The relatively even divide between gainers and losers reflects continued weak demand for construction services that has been contributing to flat employment levels for much of the past year, association officials noted.
“There is no clear pattern of improvement in construction employment, although the industry is no longer in free fall,” said Ken Simonson, AGC’s chief economist. “Just as a few states have settled into a pattern of consistently adding construction jobs, a similar number seem to be consistently losing jobs.”
The largest percentage monthly decline in construction employment occurred in Delaware (-4.8 percent, -900 jobs); followed by Alabama (-3.9 percent, -3,300 jobs) Arkansas (-3.9 percent, -1,900 jobs); and New Hampshire (-3.8 percent, -800 jobs). The largest number of construction job losses over the month was in California (-7,200 jobs, -1.3 percent); followed by Alabama; Wisconsin (-3,000 jobs, -3.3 percent) and Florida (-1,900 jobs, -0.6 percent).

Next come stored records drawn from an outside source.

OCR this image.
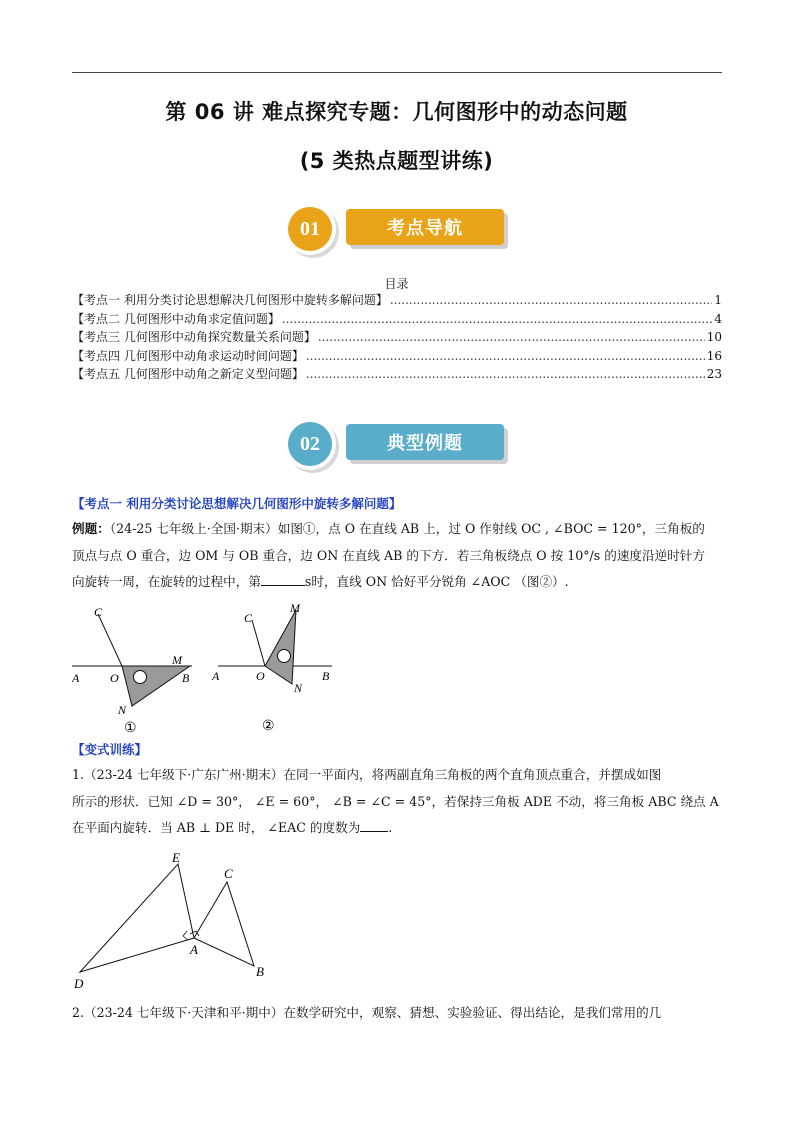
第 06 讲 难点探究专题：几何图形中的动态问题
(5 类热点题型讲练)
考点导航
01
目录
【考点一 利用分类讨论思想解决几何图形中旋转多解问题】 .....	1
【考点二 几何图形中动角求定值问题】 .....	4
【考点三 几何图形中动角探究数量关系问题】 .....	10
【考点四 几何图形中动角求运动时间问题】 .....	16
【考点五 几何图形中动角之新定义型问题】 .....	23
典型例题
02
【考点一 利用分类讨论思想解决几何图形中旋转多解问题】
例题：（24-25 七年级上·全国·期末）如图①，点 O 在直线 AB 上，过 O 作射线 OC , ∠BOC = 120°，三角板的
顶点与点 O 重合，边 OM 与 OB 重合，边 ON 在直线 AB 的下方．若三角板绕点 O 按 10°/s 的速度沿逆时针方
向旋转一周，在旋转的过程中，第	s时，直线 ON 恰好平分锐角 ∠AOC （图②）.
C
M
A	O	B
N
①
C
M
A	O	B
N
②
【变式训练】
1.（23-24 七年级下·广东广州·期末）在同一平面内，将两副直角三角板的两个直角顶点重合，并摆成如图
所示的形状．已知 ∠D = 30°， ∠E = 60°， ∠B = ∠C = 45°，若保持三角板 ADE 不动，将三角板 ABC 绕点 A
在平面内旋转．当 AB ⊥ DE 时， ∠EAC 的度数为 .
E
C
A
D
B
2.（23-24 七年级下·天津和平·期中）在数学研究中，观察、猜想、实验验证、得出结论，是我们常用的几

Among the 22 states that added construction jobs during the past month, Kentucky had the largest percentage increase (3.6 percent, 2,300 jobs). Other states adding a high percentage of construction jobs for the month included Colorado (3.0 percent, 3,100 jobs); North Dakota (2.8 percent, 700 jobs) and Minnesota (2.6 percent, 2,200 jobs). Colorado added the largest number of jobs; followed by Michigan (3,000 jobs, 2.3 percent); Georgia (3,000 jobs, 2.2 percent) and Kentucky. Construction employment was unchanged for the month in three states.
Among the 24 states that lost construction jobs during the past 12 months, Delaware (-7.3 percent, -1,400 jobs) had the highest percentage decline. Other states with large percentage declines included New Mexico (-6.9 percent, -3,000 jobs); Georgia (-6.9 percent, -10,300 jobs) and Alaska (-6.9 percent, -1,100 jobs). Florida (-17,600 jobs, -5.1 percent) lost the most jobs followed by Georgia; Wisconsin (-5,900 jobs, -6.3 percent) and Colorado (-5,900 jobs, -5.2 percent).
The largest percentage increase in construction employment during the past year took place in North Dakota (20.3 percent, 4,300 jobs). Other states experiencing large percentage increases included Michigan (10.4 percent, 12,600 jobs); Tennessee (5.5 percent, 5,800 jobs) and Illinois (5.4 percent, 10,600 jobs). Texas again added the most jobs during the past year (27,100 jobs, 4.8 percent); followed by Michigan; Illinois and California (7,800 jobs, 1.4 percent).
Association officials said construction firms continue to suffer from weak private sector and declining public sector demand for construction services. Noting that Congress has just enacted new temporary extensions to aviation and surface transportation construction legislation, they urged Washington officials to finally enact the kind of long-term infrastructure legislation needed to allow major infrastructure projects to start across the country.
“Construction employers are certainly relieved that billions in construction projects won’t come to a halt later this month,” said Stephen E. Sandherr, the association’s chief executive officer. “But it is unrealistic to expect firms to expand payrolls when they don’t know how much work will be available a few months from now.”